Parallèlement, l'éthique des affaires devient, dans le monde anglo-saxon, une discipline académique. Elle vise à aborder de manière rationnelle les problèmes moraux que peut rencontrer un individu dans une entreprise, mais aussi la question de l'organisation de celle-ci, ou encore la responsabilité des entreprises envers la société et l'environnement. Importée en Europe continentale au cours des années 1980, cette branche de l'éthique appliquée donne naissance à des chaires et à des revues. Mais rapidement, le terme d'éthique échappe au domaine de la recherche philosophique. Il exerce en effet un étonnant pouvoir de séduction sur le monde des affaires lui-même.
Dans les années 1990, les discours managériaux, les séminaires de formation et les plaquettes de communication usent et abusent du concept. Cet enthousiasme se propage vers les sphères commerciale, associative, médiatique, et finalement dans la société tout entière. Désormais, lorsqu'on ne l'orthographie pas « ethik », cette notion rime avec « ethnique » ou « chic ». Elle sert à former d'innombrables mots-valises pour nommer une entreprise. Elle jaillit naturellement de la bouche de tous ceux pour qui le terme morale paraît trop punitif et judéo-chrétien.
À force, il s'est banalisé et en quelque sorte démonétisé. Le plus souvent, il sonne creux. Il nous en dit davantage sur celui qui l'utilise - volonté d'impressionner, de séduire, de se protéger derrière de grandioses références - que sur ce qu'il désigne. Du coup, il commence à susciter des réactions de rejet, surdose oblige. L'éthique est en effet parfois utilisée avec cynisme, comme lorsqu'une société qui produit des émissions de télé-réalité se pare des vertus d'une charte déontologique. Celle-ci vante les principes de dignité, de liberté, d'égalité ou d'intégrité des personnes, alors que les candidats de ces jeux sont confrontés à des situations qui favorisent l'exhibitionnisme, l'agressivité, voire la violence et l'humiliation de l'autre.
Même lorsqu'elle est mobilisée avec sérieux et sincérité au sein des entreprises, il n'en reste pas moins que la finalité de la réflexion éthique est subordonnée aux exigences de l'économie. Si les responsables d'une société décident d'aborder cette question, c'est au fond parce que cela sert leurs intérêts : affermir la cohésion d'un groupe, son adhésion aux valeurs de l'entreprise, ou encore déminer des conflits internes qui nuisent à son efficacité.

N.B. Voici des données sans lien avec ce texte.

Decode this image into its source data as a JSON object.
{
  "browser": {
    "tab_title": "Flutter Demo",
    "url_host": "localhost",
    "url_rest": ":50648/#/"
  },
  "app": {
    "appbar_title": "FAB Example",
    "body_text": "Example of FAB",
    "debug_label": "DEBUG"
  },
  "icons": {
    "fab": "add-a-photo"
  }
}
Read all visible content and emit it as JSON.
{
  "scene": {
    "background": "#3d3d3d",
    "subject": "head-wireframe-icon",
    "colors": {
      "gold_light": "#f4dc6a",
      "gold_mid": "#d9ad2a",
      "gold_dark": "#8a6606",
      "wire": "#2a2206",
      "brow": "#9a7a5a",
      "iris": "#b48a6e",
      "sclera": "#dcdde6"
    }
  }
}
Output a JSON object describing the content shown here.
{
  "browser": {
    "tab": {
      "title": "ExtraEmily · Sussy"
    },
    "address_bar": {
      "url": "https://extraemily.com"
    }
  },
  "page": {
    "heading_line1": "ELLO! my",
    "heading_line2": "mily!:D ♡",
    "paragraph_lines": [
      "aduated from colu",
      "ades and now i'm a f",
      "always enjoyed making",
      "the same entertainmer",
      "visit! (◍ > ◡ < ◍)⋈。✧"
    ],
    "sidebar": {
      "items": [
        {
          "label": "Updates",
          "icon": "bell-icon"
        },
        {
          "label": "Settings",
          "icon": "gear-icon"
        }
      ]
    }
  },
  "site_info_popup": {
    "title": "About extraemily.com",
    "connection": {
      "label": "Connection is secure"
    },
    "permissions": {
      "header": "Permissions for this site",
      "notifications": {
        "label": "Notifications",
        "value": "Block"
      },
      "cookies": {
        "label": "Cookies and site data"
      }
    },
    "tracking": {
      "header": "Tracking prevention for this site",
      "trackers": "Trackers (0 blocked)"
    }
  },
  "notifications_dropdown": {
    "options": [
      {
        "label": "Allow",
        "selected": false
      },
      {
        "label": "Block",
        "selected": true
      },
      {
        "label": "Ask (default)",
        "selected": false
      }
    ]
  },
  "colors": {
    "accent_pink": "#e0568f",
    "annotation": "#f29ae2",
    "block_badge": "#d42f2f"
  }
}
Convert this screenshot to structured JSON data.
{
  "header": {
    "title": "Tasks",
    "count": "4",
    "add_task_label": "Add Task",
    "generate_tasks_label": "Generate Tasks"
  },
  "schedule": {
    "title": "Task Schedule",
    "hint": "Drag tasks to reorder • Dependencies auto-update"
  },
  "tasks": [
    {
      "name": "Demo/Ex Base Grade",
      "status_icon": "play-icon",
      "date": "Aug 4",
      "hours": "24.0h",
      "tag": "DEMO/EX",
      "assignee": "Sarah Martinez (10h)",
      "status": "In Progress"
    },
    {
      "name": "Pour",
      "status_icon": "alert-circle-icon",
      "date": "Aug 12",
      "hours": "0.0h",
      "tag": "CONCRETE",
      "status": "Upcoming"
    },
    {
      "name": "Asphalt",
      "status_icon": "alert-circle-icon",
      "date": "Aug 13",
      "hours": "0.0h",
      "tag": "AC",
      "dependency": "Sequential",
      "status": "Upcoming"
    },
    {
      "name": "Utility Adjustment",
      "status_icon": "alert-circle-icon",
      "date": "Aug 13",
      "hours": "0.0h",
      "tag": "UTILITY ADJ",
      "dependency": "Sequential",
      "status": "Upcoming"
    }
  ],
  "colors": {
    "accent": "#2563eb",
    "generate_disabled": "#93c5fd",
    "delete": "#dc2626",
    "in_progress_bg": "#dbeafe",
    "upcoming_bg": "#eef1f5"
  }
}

Avec les meilleures intentions du monde, l'éthique dans l'entreprise n'a pas de véritable finalité morale. Pour Emmanuel Kant, théoricien d'une moralité fondée sur le pur devoir et totalement détachée de toute trace d'intérêt, l'honnêteté d'un commerçant avisé n'est pas véritablement morale, car elle correspond à un calcul d'intérêt - ne pas décevoir ses clients, et ainsi faire de bonnes affaires. C'est uniquement si la règle morale que l'on choisit de suivre ne dépend d'aucune circonstance, mais s'impose de manière inconditionnelle, que la moralité véritable s'exprime. Ainsi, même si les intentions les plus honorables président à l'introduction de l'éthique dans la vie des entreprises, elle sera presque fatalement instrumentalisée.
Des appels à la moralisation du capitalisme
Avec la crise, on a d'ailleurs bien dû reconnaître l'inefficacité de tous les discours sur l'éthique. Ils ne l'ont guère empêchée. Or l'appât du gain, l'indifférence à autrui, l'irresponsabilité, le mensonge et la malhonnêteté ont joué un rôle certain dans son avènement. La douce ivresse de l'éthique a alors laissé place à un discours plus martial : les appels à la moralisation du capitalisme financier. Dès septembre 2008, Nicolas Sarkozy, sous la plume de son conseiller Henri Guaino, a fait de cette tâche une « priorité ». Dans son « discours de Toulon », le président français a martelé que « la crise actuelle doit nous inciter à refonder le capitalisme sur une éthique de l'effort et du travail, à retrouver un équilibre entre la liberté et la règle, entre la responsabilité collective et la responsabilité individuelle ». Il continue à tenir ce discours, par exemple au forum de Davos au début de l'année 2010, lorsqu'il proclame que « nous ne sauverons le capitalisme qu'en le refondant, en le moralisant ».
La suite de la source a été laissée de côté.